First, we need to precompute measures. Select menu item Study → Precompute channel measures, click the ERP checkbox, and press Ok (interface not shown). Then select menu item Study → Plot channel measures. The following interface pops up. Select electrode Oz.

Press the Params button and select the central checkbox to plot the first independent variable on the same panel as shown below. Press Ok to come back to the STUDY plotting GUI.

Press the Plot ERPs pushbutton to plot the ERP for the first channel in the list. The following plot showing the grand-average ERP for each condition will pop up. Then in the upper part of the STUDY plotting GUI, switch to the other design and again press the Plot ERPs button. The two plots are shown below side by side.

The conditions are assigned different colors, but the ERPs are identical in both conditions. This illustrates that the two designs are equivalent.

Two-way STUDY design

Each letter is preceded by other letters. Thus, when each letter is presented, there is a memory load from 0 (no other letter to remember yet) to 7. For memory load 7, there is no condition memorize (the load for the memorize letters goes from 0 to 6, which correspond to the number of letters already memorized). Note that the number of letters for condition 6 is low (a total of 31 for the ignore condition), which is why we will only select memory load from 0 to 5 below.

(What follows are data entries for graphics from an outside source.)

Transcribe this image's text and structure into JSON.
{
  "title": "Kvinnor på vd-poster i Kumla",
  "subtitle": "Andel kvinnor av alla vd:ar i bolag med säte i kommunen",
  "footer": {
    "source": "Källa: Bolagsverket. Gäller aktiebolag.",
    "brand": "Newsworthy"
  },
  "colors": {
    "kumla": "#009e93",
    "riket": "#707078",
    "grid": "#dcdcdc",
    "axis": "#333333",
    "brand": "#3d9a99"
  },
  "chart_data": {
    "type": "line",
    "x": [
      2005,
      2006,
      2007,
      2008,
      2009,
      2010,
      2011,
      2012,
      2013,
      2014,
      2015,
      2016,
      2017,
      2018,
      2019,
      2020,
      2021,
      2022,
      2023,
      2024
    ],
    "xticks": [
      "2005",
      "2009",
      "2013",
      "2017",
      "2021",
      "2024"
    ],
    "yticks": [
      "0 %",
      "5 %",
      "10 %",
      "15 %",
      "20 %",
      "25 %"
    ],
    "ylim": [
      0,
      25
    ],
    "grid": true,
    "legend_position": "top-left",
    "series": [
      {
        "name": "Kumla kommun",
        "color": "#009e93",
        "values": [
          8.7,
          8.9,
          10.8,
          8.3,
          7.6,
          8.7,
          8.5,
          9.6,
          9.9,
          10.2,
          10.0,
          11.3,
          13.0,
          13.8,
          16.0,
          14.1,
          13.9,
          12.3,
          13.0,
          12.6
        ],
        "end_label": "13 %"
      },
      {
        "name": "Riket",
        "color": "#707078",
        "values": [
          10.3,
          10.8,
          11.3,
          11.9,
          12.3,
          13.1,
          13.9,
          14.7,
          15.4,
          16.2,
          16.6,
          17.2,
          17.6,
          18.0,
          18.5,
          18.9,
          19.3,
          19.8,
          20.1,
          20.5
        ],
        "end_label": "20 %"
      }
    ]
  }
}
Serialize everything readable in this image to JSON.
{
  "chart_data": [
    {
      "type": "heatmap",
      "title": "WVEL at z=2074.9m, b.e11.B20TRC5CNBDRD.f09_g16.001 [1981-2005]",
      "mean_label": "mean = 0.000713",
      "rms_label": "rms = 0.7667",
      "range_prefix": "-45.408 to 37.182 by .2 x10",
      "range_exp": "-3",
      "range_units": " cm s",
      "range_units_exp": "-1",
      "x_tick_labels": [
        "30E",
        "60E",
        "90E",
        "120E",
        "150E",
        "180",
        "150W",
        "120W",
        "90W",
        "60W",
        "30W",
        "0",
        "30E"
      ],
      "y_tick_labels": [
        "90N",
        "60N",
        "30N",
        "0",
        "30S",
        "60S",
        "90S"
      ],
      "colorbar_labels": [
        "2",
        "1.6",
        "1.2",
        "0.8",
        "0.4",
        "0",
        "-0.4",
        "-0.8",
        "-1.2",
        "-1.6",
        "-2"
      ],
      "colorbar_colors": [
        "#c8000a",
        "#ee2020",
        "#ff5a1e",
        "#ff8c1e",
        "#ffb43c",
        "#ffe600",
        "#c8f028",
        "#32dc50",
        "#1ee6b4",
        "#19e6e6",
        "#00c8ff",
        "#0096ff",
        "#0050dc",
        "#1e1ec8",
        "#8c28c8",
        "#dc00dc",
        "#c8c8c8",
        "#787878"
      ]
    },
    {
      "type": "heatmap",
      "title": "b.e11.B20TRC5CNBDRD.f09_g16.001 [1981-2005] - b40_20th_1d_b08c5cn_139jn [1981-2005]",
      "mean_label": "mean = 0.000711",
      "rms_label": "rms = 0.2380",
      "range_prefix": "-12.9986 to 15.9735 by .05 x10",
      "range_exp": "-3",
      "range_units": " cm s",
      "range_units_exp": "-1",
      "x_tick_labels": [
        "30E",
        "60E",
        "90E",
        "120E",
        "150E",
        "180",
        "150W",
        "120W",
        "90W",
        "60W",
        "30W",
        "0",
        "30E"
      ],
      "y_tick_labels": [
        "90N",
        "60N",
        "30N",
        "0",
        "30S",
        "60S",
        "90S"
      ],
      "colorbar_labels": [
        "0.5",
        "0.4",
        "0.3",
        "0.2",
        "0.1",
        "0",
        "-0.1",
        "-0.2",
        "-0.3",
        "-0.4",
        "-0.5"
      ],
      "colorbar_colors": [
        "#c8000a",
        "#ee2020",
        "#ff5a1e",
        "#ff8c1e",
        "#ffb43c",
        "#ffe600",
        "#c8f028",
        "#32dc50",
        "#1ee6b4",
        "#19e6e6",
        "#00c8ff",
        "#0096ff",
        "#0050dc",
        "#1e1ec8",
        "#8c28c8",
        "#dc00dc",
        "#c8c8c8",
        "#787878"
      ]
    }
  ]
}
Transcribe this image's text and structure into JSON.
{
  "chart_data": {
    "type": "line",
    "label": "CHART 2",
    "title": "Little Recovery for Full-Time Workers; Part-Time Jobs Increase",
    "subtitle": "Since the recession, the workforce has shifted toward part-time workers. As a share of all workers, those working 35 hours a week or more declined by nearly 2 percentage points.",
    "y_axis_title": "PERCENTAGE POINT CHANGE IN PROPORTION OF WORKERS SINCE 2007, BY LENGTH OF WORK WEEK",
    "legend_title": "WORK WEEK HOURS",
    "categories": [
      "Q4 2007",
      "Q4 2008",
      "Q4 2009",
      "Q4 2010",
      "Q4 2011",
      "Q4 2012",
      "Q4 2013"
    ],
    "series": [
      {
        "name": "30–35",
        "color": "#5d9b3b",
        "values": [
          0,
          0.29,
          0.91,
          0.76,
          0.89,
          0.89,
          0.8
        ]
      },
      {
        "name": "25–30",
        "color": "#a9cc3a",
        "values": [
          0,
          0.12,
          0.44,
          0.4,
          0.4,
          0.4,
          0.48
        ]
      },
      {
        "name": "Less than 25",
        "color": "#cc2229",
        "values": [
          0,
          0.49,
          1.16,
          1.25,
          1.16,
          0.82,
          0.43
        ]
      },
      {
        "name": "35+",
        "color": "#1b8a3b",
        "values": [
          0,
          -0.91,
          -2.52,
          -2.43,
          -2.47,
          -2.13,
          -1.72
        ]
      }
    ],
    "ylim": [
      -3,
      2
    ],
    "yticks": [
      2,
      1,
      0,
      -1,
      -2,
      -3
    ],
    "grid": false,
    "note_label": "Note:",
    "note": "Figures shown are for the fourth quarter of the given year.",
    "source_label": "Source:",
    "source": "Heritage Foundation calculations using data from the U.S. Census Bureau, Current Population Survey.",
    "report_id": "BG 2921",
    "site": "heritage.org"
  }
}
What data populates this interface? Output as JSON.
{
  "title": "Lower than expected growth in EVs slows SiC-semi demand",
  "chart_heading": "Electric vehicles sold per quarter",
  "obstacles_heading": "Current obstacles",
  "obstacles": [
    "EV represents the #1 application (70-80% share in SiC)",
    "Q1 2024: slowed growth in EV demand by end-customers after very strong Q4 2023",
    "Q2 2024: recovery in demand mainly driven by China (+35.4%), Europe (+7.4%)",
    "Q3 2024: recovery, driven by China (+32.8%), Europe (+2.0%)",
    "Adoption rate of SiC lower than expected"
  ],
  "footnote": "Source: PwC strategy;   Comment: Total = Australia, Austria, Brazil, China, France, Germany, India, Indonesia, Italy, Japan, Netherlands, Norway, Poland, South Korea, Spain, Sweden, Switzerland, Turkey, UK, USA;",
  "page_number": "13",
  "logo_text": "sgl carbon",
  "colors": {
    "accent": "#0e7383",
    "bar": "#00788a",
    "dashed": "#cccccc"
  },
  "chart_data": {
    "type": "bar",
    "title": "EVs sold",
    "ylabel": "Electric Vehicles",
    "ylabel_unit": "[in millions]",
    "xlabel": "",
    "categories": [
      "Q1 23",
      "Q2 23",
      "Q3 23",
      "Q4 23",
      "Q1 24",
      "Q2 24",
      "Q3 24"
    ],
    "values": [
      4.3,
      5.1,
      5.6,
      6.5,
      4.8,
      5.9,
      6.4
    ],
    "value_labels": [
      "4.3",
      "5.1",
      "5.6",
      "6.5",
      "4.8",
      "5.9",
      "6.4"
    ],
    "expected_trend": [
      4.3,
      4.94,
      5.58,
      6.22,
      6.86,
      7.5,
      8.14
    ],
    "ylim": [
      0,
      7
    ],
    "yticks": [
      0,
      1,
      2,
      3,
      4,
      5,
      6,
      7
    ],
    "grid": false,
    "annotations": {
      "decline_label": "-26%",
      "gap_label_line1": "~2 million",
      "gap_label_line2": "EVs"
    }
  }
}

Again select the second STUDY menu item Study → Select/Edit study design(s). Create a third design called 2-way design, letter type x load.

For this design, use two independent variables, one is the type of letter and we select ignore and memorize (since load is irrelevant for probe letters). We also select the memory load from 0 to 5 and change the type of variable to categorical instead of continuous (it would also be possible to select continuous, but this would require using the LIMO plugin to compute statistics and plot results).

Since we have precomputed measure in the previous section, there is no need to do that again - before EEGLAB 2019, one had to recompute measures for each design, but this is no longer necessary. Select menu item Study → Plot channel measures. Select electrode Oz and press the Plot ERPs button. The following plot pops up.

Here we have one panel per memory load. To interpret this plot, we would need to select a shorter frequency range, overlay loads for both the memorize and ignore conditions, and compute statistics. See the group analysis statistic tutorial for further details.

This simple example shows that the range of possibilities for STUDY designs is large. More details about STUDY.design structure is available in the STUDY structure part of the tutorial.